- Sire: Rego (IRE)
- Grandsire: Nasrullah (IRE)
- Dam: Dark Jewel
- Damsire: Star Kingdom (IRE)
- Sex: Stallion
- Foaled: 1967
- Country: Australia
- Colour: Brown
- Breeder: Mr & Mrs Peter G. Tait
- Owner: 1. Mr & Mrs Peter G. Tait 2. A syndicate
- Trainer: Fil Allotta
- Record: 31: 15-7-4
- Earnings: A$195,200

Major wins
- Golden Slipper Stakes (1970) AJC Sires’ Produce Stakes (1970) Champagne Stakes (1970) Newmarket Handicap (1971)

Honours
- Australian Racing Hall of Fame

= Baguette (horse) =

Australian-bred Thoroughbred racehorse

Baguette was an Australian bred Thoroughbred racehorse that was undefeated as a two-year-old and became the first winner of the Two Year Old Triple Crown. His wins included 14 Principal Races and he retired to become a good sire.

==Breeding==
He was by the winner and good sire, Rego (IRE), his dam was the good broodmare, Dark Jewel by the outstanding sire, Star Kingdom (IRE) (pictured).

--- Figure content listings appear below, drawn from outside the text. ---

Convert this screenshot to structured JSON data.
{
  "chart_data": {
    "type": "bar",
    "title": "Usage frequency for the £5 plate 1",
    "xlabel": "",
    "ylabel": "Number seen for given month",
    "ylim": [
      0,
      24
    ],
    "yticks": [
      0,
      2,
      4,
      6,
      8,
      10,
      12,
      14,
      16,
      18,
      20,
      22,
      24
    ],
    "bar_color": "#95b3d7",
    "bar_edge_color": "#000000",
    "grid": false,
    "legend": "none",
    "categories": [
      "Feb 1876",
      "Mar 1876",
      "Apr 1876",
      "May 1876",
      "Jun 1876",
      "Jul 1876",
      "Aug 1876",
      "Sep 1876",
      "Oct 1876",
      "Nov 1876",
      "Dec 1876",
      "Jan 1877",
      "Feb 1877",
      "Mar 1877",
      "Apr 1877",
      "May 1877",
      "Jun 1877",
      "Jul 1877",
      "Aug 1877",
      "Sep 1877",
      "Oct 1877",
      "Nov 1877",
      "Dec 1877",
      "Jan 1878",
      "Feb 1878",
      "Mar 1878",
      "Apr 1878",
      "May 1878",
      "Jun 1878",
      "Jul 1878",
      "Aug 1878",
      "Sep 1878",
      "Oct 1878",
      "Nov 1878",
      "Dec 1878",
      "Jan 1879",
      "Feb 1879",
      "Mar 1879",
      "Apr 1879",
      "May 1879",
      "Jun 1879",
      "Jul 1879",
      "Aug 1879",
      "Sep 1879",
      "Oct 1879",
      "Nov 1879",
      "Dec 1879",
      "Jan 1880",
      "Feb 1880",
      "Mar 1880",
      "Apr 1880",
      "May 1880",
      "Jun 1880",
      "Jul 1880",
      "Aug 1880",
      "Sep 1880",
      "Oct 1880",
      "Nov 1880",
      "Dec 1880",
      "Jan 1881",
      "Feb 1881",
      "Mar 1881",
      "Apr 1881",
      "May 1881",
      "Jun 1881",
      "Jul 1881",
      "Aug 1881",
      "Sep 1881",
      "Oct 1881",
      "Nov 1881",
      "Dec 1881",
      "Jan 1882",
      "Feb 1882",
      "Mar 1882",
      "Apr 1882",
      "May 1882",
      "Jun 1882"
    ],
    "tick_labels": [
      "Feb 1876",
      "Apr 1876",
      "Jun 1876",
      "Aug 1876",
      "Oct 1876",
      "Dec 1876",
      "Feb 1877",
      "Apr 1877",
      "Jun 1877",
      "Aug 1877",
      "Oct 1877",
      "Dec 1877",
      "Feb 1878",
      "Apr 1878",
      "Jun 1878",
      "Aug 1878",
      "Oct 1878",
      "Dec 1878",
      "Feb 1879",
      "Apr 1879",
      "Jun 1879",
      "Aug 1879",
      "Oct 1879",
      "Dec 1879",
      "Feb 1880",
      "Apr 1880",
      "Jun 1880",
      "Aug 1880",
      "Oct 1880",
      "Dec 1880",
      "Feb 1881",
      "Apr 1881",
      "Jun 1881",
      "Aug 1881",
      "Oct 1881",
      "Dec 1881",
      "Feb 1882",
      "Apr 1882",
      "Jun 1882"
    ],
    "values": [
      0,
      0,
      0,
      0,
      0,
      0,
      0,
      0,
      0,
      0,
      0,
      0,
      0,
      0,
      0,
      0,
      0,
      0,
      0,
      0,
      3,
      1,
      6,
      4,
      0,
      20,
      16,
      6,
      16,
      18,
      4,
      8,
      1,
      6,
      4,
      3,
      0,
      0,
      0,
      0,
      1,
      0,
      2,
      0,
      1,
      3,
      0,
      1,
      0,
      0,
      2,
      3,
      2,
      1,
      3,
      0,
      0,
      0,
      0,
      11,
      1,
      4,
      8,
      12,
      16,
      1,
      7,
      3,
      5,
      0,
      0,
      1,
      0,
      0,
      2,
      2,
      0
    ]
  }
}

Dark Jewel produced 10 named foals for five stakes winners including Baguette’s full sisters, Birthright (won VRC Maribyrnong Plate) and Heirloom (won VRC Maribyrnong Plate, dead-heated for first in VATC One Thousand Guineas). Baguette was a half-brother to the stakes winners, Betelgeuse by Wilkes (FR) (City Tattersalls Club Lightning Stakes and AJC The Shorts) and Cabochon by Edmundo (AJC Epsom Handicap, QTC Stradbroke Handicap etc.) Dark Jewel’s progeny won over sixty-eight races for A$428,547 in prize money in Australia and Malaysia.

==Racing record==
Baguette was trained by Fil Allotta at Randwick. A consistent performer, Baguette, won all of his seven starts in his two-year-old season and only once finished worse than third in his first 23 races when unplaced in the VATC Futurity Stakes.

Baguette won the following stakes races:
- 1969 AJC Breeders' Plate (5f)
- 1969 STC Silver Slipper Stakes (4½f)
- 1969 VRC Maribyrnong Plate (5f)
- 1970 STC Golden Slipper Stakes (6f)
- 1970 AJC Sires Produce Stakes (7f)
- 1970 AJC Champagne Stakes (6f)
- 1970 AJC Hobartville Stakes (7f)
- 1971 VRC Newmarket Handicap (6f)
- 1971 BATC Doomben 10,000 (6¾f)
- 1971 STC Canterbury Stakes (6f)
- 1971 STC Hill Stakes (8½f)
- 1971 AJC George Main Stakes (1 mile)
- 1971 BATC Booroolong Handicap (1,118 metres)
- 1971 STC Railway Quality Handicap

===Summary===
His major race victories include the 1970 STC Golden Slipper Stakes, 1970 AJC Sires’ Produce Stakes, 1970 AJC Champagne Stakes and the 1971 VRC Newmarket Handicap.

Baguette had a total of 31 starts for 15 wins, 7 seconds, 4 thirds for $195,200 in prize-money.

==Stud record==
In 1972 Baguette was syndicated as a stallion into a total of forty-five shares at $7,300 which was then an Australian record of $328,500 for a stallion. He stood at the famous Kia Ora Stud at Scone in New South Wales alongside Gunsynd. Baguette's progeny included 18 stakes-winners which had 35 stakes wins between them.
They included the winners listed below.
- Crown Jester (STC Todman Slipper Trial, sire of the Golden Slipper winners Guineas and Rory's Jester)
- Dark Eclipse (5 wins including STC Golden Slipper Stakes, Tea Rose Stakes etc.)
- Fiancee (STC Silver Slipper Stakes, AJC Gimcrack Stakes)
- Hit It Benny (11 wins & $171,000 inc. BATC Rothman's "100 000")
- I Like Diamonds (AJC Champagne Stakes)
- Lady Manina (12 wins & $39,755 incl. 10 in succession inc. Tattersalls Carrington Stakes)
- Romantic Dream (14 wins, 900 to 1,600 m & $184,525 inc. QTC Sires Produce Stakes, NJC Cameron Handicap etc.)

Baguette’s daughters produced the racehorses, Clan O’Sullivan, Diamond Shower, Paris Opera, Vain Karioi and others.

Baguette died at the stud on 1 January 1984 after suffering a massive haemorrhage.